“El Niño”, es un fenómeno climático natural que forma parte del ciclo conocido como “El Niño-Oscilación del Sur” (ENSO).
Se caracteriza por un calentamiento anormal de las aguas superficiales del Pacífico ecuatorial central y oriental, acompañado por cambios en los vientos y en los ciclos de lluvia.
¿Qué es el fenómeno climático El Niño y dónde se presenta?
El fenómeno aparece de manera irregular, generalmente cada dos a siete años, según la Organización Meteorológica Mundial (OMM), y puede modificar las condiciones meteorológicas en distintas partes del planeta.
Mientras algunas regiones pueden experimentar lluvias intensas e inundaciones, otras enfrentan periodos de sequía y temperaturas más elevadas.
Su impacto no se limita al océano, el desplazamiento de las zonas de lluvia y la alteración de la circulación atmosférica pueden afectar la agricultura, los recursos hídricos, los ecosistemas y diferentes actividades económicas.
“El Niño” y “La Niña” ¿Cuál es la diferencia?
“El Niño” y “La Niña” son dos fases opuestas del fenómeno conocido como ENSO.
La diferencia principal está en la temperatura del océano Pacífico ecuatorial.
Durante “El Niño”, las aguas superficiales del Pacífico central y oriental se encuentran más cálidas de lo habitual; durante “La Niña”, ocurre lo contrario y las temperaturas son más frías.
Estos cambios también modifican los ciclos de lluvia y circulación atmosférica a escala mundial.
En términos generales, “El Niño” y “La Niña” pueden producir efectos climáticos opuestos en distintas regiones, aunque la intensidad y las consecuencias varían de un episodio a otro.
¿Por qué “El Niño” está afectando al Canal de Panamá?
En el Canal de Panamá, uno de los principales problemas relacionados con El Niño es la disminución de las temporadas de lluvia.
Esto representa un desafío particular, ya que su funcionamiento depende del agua dulce almacenada en los lagos artificiales de Gatún y Alhajuela.
Cada vez que un barco atraviesa el Canal, se utiliza una importante cantidad de agua dulce para elevarlo o bajarlo y permitir su paso entre el océano Atlántico y el Pacífico.
Por ello, la disponibilidad de agua resulta fundamental para mantener el ritmo habitual de operaciones.
Entre mayo y agosto de 2026, las precipitaciones acumuladas en la cuenca hidrográfica del Canal estuvieron 34 por ciento por debajo del promedio histórico, mientras que los aportes de agua a la cuenca fueron 44 por ciento inferiores a lo habitual.
Ante este escenario, la Autoridad del Canal de Panamá anunció que reducirá temporalmente el número de tránsitos diarios.
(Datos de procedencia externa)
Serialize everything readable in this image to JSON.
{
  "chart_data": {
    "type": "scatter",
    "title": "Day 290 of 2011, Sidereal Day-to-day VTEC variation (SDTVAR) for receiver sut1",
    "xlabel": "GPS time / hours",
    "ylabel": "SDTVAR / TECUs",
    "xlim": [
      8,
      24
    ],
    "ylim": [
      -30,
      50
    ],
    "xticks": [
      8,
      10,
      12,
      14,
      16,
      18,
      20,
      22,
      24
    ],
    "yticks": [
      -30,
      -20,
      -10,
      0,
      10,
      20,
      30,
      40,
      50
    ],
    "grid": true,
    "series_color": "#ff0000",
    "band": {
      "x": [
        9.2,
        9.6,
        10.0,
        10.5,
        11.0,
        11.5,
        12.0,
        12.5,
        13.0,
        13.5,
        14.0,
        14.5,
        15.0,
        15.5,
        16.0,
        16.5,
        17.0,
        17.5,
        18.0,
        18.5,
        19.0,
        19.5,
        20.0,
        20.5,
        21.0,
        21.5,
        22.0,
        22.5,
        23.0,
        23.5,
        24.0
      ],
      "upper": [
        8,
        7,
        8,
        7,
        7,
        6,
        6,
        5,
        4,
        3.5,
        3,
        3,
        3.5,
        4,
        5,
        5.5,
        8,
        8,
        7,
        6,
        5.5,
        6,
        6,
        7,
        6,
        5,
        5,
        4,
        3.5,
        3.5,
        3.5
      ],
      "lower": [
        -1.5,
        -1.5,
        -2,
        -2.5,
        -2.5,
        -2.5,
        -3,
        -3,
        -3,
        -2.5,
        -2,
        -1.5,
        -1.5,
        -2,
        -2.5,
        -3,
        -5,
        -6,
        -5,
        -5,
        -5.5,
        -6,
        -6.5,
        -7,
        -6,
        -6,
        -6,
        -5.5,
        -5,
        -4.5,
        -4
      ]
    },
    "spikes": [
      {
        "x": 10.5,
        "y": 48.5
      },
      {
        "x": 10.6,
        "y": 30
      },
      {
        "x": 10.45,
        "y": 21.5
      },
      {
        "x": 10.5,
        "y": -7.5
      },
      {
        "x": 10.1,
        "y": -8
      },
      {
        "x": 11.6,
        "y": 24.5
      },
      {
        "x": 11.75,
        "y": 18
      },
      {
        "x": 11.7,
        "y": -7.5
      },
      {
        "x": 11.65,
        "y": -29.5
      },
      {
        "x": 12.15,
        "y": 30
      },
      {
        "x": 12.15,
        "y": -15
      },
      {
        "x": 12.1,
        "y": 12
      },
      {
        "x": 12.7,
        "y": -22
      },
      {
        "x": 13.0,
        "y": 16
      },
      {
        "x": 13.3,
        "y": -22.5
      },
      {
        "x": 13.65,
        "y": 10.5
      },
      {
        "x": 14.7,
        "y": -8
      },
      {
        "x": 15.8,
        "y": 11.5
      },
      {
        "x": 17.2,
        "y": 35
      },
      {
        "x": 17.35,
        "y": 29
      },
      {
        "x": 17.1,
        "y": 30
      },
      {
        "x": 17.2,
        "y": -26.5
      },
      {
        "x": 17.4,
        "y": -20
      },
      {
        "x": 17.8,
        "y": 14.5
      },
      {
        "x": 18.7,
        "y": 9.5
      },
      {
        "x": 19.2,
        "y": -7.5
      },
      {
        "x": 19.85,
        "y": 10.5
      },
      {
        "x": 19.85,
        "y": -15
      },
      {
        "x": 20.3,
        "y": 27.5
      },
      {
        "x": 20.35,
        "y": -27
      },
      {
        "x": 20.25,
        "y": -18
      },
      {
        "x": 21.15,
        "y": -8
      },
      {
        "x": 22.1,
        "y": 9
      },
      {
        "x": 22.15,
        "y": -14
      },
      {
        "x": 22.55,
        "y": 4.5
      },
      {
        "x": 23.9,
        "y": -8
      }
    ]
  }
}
A partir del 3 de septiembre, pasarán de 36 a 34 barcos por día y, desde el 15 de septiembre, el límite será de 32 embarcaciones.
La reducción de los cruces también puede repercutir en el comercio internacional.
El Canal conecta las rutas marítimas entre el Atlántico y el Pacífico y es utilizado para transportar productos como granos, vehículos, gas natural y otros energéticos.
Entre 3 y 5 por ciento del comercio mundial pasa por esta vía.
Panamá busca mantener la operación de una de las rutas marítimas más importantes del mundo sin comprometer el agua necesaria para el consumo humano ni agotar sus reservas para los próximos meses.